Learn the vocabulary of trading extra compute for reduced memory usage during model training.
0 / 5 completed
1 / 5
At standup, a dev mentions a training technique that discards a layer's intermediate activations during the forward pass and recomputes them during the backward pass, trading extra compute for reduced memory usage. What is this technique called?
Activation checkpointing, or gradient checkpointing, discards a layer's intermediate activations during the forward pass and recomputes them during the backward pass, trading extra compute time for meaningfully reduced memory usage. Storing every intermediate activation throughout training uses far more memory, which can make a larger model or batch size infeasible on the available hardware. This tradeoff is what lets a team fit a bigger model or batch into the same fixed memory budget.
2 / 5
During a design review, the team wants to decide specifically which layers act as checkpoint boundaries, balancing how much recomputation happens during the backward pass against how much memory is actually saved. Which capability supports this?
Checkpoint boundary placement deliberately chooses which layers act as checkpoints, balancing how much recomputation happens during the backward pass against how much memory is actually saved. Checkpointing every layer uniformly, with no deliberate placement, can recompute far more than necessary and slow training down more than needed. This balanced placement is what keeps the memory-for-compute tradeoff worthwhile rather than excessively costly.
3 / 5
In a code review, a dev notices the recomputed activations during the backward pass are generated using the exact same numeric precision as the original forward pass, rather than a different precision that could silently introduce a mismatch. What does this represent?
Precision consistency between the original forward pass and its recomputed activations ensures the recomputation during the backward pass produces numerically identical results to what was originally discarded. Recomputing at a different precision risks a subtle numerical mismatch between the original and recomputed values, which can quietly corrupt a gradient calculation. This consistency is essential, especially when checkpointing is combined with mixed-precision training.
4 / 5
An incident report shows training slowed down dramatically after activation checkpointing was enabled, because checkpoints had been placed at nearly every layer, forcing the backward pass to recompute almost the entire forward pass. What practice would prevent this?
Placing checkpoint boundaries deliberately at a sparser, well-chosen set of layers balances the memory saved against the extra recomputation cost incurred during the backward pass. Placing a checkpoint at nearly every layer forces the backward pass to redo almost the entire forward computation, exactly as this incident describes. This deliberate, sparser placement is what keeps activation checkpointing's tradeoff actually worthwhile.
5 / 5
During a PR review, a teammate asks why the team uses activation checkpointing instead of just buying more memory or using more GPUs to fit the same model and batch size. What is the reasoning?

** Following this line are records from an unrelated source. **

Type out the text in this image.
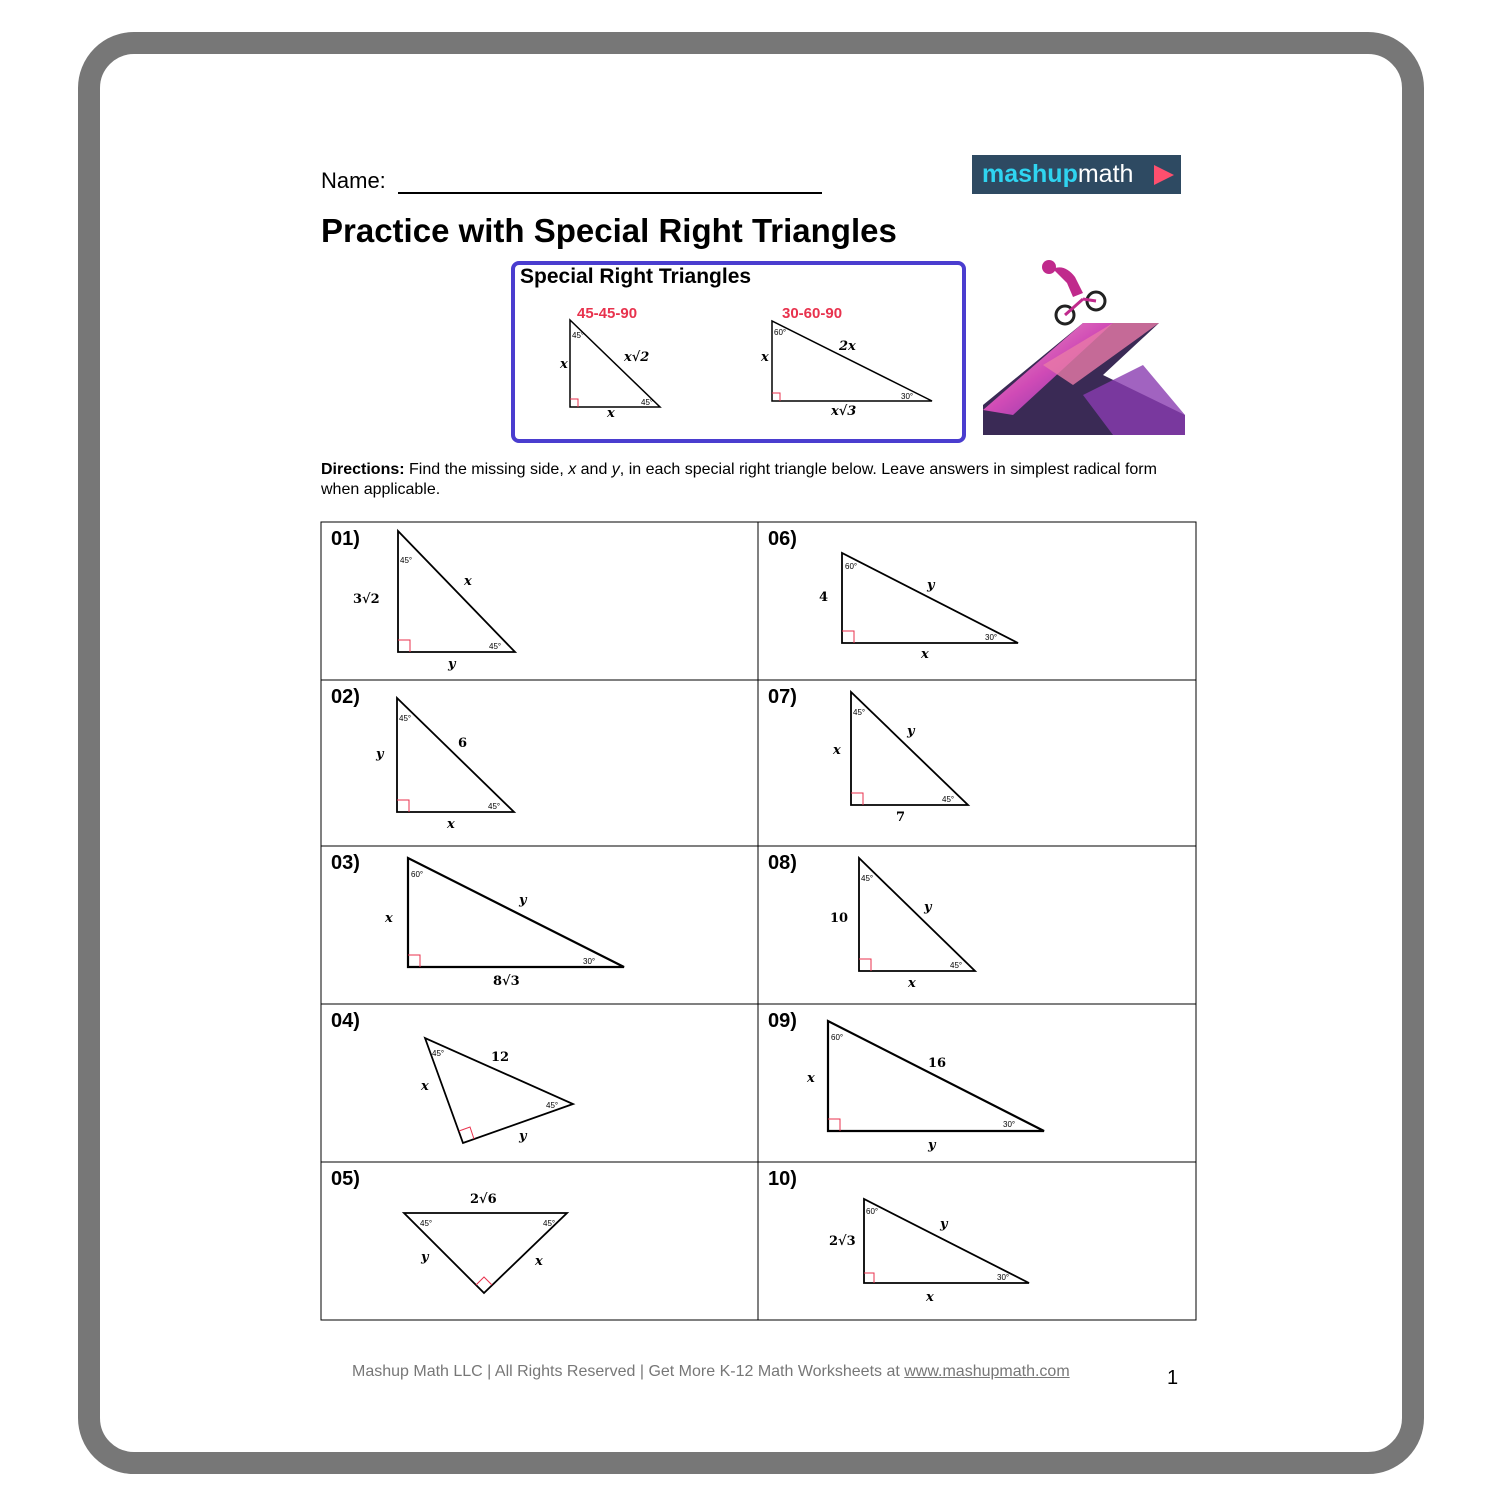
Name:	mashupmath
Practice with Special Right Triangles
Special Right Triangles
45-45-90
45°
45°
x
x
x√2
30-60-90
60°
30°
x
x√3
2x
Directions: Find the missing side, x and y, in each special right triangle below. Leave answers in simplest radical form when applicable.
01)
45°
45°
3√2
x
y
02)
45°
45°
y
6
x
03)
60°
30°
x
y
8√3
04)
45°
45°
x
12
y
05)
45°	45°
2√6
y	x
06)
60°
30°
4
y
x
07)
45°
45°
x
y
7
08)
45°
45°
10
y
x
09)
60°
30°
x
16
y
10)
60°
30°
2√3
y
x
Mashup Math LLC | All Rights Reserved | Get More K-12 Math Worksheets at www.mashupmath.com	1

Checkpointing trades a modest, well-bounded increase in compute time, typically around twenty to thirty percent, for a meaningfully smaller memory footprint. Buying more memory or additional GPUs solves the same problem but costs real money and often takes longer to provision than simply enabling a training-time technique. The tradeoff is the added training time checkpointing introduces, which needs to be weighed against the cost of scaling up hardware instead.